Kulüplere bağlı menajerlerinizle liyakatsiz ve yetersiz hocalar atayarak, ligi bir yabancı çöplüğüne çevirmişsiniz ve sporcu fiyatlarını tavan yaptırmışsınız!
Özellikle kadın voleybolunda yer almak isteyen yeni oluşumları baskı altına alarak, menajerlerinizin baskılarıyla aile şirketi mantığıyla abluka altına almışsınız! Küme düşme potasında olan takımlara bile kontrolsüz bir şekilde Sırp ve İtalyan antrenörler getirilmiş!
Yasadışı bahise bulaşmış, aşiret bazlı ve kara para sirkülasyonunun tam ortasındaki bazı kurum ve kulüpleri desteklemişsiniz!
Hakem camiasında da birçok skandal birbirini takip etmiş!
Son olarak, Türk voleybolu (TVF, yani TC Devleti), Avrupa İnsan Hakları Mahkemesi’nde mahkûm olup tazminat ödeme riskiyle karşı karşıya kalmış. İdari ve hukuki olarak da kabul edilemez bir skandala imza atmışsınız!
Kadın voleybolunun marka değeri üzerinden elde edilen sponsorluk ve reklam gelirlerinden kulüplere zırnık koklatmamışsınız! İddaa’dan kulüplere emekli maaşı gibi komik denebilecek bir gelir geliyor. Başka bir gelir arayışı da yok!
Federasyon, sponsor olarak gelen başvuruları kulüplere yönlendirmemiş, çoğunu kendine çevirmiş (Aras Kargo ve Zeren hariç!). Seçimli kongrede şeffaflık sözü veren TVF’nin sponsor gelirleri ve genel giderler kalemlerinin ne ölçüde açıklanacağı merak konusu!
Sonuç olarak, karşılarına aday çıkmayacağı düşüncesiyle büyük bir cesaret göstererek mevcut TVF yönetimi tekrar yeni bir dönem için (8 yıl + 4 yıl daha, toplam 12 yıl) aday oluyor!

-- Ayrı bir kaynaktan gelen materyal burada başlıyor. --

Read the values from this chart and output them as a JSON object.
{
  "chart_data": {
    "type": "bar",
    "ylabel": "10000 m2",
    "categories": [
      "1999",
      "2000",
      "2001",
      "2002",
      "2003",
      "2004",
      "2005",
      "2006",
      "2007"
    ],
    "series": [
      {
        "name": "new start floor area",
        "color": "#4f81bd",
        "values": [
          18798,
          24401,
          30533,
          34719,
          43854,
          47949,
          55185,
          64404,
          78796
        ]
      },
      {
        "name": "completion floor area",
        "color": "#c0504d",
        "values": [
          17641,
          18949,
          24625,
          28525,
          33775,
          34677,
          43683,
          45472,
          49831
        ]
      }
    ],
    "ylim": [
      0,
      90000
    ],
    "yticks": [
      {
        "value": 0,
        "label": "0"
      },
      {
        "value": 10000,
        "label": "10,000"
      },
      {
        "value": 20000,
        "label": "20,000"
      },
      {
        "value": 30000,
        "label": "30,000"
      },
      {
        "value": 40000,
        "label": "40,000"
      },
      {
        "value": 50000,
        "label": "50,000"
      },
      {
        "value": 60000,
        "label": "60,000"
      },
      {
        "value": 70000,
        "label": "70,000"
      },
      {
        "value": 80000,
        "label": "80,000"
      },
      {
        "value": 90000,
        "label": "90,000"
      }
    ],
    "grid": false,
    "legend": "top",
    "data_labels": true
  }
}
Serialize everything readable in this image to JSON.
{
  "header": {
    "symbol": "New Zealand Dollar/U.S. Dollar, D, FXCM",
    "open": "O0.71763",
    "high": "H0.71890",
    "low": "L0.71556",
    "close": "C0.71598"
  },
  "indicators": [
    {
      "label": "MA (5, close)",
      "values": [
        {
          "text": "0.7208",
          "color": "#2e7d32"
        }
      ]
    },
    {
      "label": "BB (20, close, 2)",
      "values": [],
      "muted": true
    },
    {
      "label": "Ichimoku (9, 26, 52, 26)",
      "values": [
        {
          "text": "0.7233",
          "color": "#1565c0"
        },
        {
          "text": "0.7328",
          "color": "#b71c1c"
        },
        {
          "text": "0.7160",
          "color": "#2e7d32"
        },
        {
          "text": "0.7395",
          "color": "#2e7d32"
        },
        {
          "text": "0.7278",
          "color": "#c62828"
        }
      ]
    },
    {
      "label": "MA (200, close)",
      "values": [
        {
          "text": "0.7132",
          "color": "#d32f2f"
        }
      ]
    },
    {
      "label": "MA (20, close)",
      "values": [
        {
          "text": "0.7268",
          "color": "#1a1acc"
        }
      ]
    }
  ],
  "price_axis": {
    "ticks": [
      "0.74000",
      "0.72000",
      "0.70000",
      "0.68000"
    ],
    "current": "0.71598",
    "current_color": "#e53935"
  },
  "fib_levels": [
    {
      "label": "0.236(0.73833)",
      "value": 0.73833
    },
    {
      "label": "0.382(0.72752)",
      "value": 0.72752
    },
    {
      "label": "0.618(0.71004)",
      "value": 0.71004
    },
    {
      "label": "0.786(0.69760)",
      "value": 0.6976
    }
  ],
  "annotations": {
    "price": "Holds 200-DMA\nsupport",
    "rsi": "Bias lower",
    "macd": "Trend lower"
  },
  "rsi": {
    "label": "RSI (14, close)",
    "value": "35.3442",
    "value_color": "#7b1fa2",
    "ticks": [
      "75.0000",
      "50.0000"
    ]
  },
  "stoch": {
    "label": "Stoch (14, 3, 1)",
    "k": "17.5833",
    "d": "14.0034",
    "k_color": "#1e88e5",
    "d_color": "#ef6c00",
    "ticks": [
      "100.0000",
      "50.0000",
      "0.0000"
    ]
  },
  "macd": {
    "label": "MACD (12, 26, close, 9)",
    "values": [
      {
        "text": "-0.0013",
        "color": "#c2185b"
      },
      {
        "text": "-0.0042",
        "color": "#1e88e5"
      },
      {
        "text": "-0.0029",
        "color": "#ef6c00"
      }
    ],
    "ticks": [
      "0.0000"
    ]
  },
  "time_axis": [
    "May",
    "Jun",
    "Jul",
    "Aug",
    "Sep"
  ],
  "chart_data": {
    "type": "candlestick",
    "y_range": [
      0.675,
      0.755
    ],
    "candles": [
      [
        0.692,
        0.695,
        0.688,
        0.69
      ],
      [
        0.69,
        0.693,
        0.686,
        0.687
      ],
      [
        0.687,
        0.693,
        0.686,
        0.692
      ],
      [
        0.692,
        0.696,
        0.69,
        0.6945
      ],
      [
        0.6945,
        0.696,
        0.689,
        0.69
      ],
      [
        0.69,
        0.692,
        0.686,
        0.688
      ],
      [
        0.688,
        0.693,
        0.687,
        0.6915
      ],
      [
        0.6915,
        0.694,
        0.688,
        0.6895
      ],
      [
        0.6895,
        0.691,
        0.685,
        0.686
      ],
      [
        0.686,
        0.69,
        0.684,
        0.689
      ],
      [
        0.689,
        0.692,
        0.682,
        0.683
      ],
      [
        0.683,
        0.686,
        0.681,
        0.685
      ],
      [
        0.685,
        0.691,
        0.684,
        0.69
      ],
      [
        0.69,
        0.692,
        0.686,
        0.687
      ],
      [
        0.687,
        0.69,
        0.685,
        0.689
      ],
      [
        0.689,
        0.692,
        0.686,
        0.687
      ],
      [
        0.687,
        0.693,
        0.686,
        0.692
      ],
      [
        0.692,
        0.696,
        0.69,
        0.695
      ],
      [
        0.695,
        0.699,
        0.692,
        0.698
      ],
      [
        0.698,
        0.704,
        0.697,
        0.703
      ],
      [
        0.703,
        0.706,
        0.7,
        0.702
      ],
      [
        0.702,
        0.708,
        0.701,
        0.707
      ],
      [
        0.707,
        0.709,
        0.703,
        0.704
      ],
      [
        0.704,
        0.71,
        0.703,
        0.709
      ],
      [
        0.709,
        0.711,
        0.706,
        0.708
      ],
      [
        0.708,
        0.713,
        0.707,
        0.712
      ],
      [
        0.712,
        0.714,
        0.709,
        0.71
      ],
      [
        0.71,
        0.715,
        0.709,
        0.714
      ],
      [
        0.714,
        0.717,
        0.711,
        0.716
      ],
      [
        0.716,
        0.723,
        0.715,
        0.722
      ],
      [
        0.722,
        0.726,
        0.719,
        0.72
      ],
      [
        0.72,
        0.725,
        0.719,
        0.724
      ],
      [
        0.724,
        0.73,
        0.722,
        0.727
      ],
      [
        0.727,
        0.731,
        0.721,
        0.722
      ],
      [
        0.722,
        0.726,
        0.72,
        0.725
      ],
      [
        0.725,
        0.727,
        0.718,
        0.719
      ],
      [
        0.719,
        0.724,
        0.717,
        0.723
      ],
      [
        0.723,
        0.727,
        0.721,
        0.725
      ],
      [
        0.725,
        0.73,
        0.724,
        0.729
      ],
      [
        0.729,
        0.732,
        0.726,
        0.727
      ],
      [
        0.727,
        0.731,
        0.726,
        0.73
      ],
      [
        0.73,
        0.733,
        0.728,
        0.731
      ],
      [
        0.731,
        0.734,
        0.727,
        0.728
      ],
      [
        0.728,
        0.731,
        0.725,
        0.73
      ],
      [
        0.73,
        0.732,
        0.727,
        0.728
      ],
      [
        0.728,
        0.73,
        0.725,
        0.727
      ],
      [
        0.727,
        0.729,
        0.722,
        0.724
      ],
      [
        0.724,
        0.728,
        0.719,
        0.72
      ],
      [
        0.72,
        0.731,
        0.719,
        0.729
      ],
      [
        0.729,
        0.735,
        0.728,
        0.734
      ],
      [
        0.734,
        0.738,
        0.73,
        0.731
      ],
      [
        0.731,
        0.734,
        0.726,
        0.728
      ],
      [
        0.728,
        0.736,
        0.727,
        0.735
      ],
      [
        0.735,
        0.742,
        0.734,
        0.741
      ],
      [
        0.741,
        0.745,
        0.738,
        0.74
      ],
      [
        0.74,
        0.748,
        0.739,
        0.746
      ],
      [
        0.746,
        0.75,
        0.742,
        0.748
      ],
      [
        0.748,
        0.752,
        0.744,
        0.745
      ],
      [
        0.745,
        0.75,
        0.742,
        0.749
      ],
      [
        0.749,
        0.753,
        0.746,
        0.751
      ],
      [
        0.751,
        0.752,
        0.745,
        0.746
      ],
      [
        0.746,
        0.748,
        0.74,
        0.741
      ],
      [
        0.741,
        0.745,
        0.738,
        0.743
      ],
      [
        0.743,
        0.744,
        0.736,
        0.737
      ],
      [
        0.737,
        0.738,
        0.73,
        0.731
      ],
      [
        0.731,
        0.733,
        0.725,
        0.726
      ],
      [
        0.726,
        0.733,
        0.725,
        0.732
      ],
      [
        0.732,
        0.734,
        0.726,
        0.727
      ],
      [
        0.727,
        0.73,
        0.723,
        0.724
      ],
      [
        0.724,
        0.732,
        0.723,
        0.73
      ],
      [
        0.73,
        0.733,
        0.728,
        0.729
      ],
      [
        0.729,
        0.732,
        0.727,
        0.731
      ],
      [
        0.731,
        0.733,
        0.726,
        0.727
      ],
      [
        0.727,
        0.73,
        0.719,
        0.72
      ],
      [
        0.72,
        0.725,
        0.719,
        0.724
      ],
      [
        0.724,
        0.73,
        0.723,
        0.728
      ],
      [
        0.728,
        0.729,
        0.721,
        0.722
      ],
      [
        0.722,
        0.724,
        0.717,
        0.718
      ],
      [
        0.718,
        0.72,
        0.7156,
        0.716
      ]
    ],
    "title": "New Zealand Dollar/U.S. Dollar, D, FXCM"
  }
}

Hakikaten büyük cesaret!
Bilanço bu durumda iken, eğri tamamen negatifi gösteriyorken tekrar göreve talip olmalarını ıse tebrik etmek lazım!
Demek ki kendilerince hakikaten liyakatli (!) bir yönetim kadroları var ve başarılı olacaklarına inanıyorlar!
Ama onlardan daha da cesuru çıktı!
TC Spor Bakanlığı ve Sn. Bakan Osman Aşkın Bak’ın desteğiyle, Bursa Büyükşehir Belediyespor Kulübü’nün son dönem başkanı Sn. Gökhan Dinçer, Altekma Spor Kulübü’nün eski başkanı Melih Sebastian Durmuş’un değerli katılımıyla, TVF başkan adaylığı sürecinin son gününde yepyeni ve dinamik bir grupla 2024-2028 dönemi yönetimine talip oluyor!
Sn. Gökhan Dinçer’i ve yönetimini gösterdikleri medeni cesaretten ötürü tebrik ediyor, Türk voleybolu için hayırlı olmasını diliyorum! Tüm siyasi oluşum ve düşüncelerin üzerinde, spor etiği ve terbiyesiyle Türk voleybolunun geleceği için kesinlikle desteklenmesi gerektiğini düşünüyorum.
Sn. Bakanımız Osman Aşkın Bak’ın desteği halinde, çok hazırlıklı olmasalar bile seçim başarısı elde etmeleri muhtemeldir! Gençlik enerjisiyle Türk voleyboluna yeni bir soluk, uyum içinde çalışan modern bir yönetim şekli ve en önemlisi, voleybolun paydaşlarında kaybolmaya yüz tutmuş olan adalet ve güven duygusunu yeniden kazandırabileceklerine inancım tam!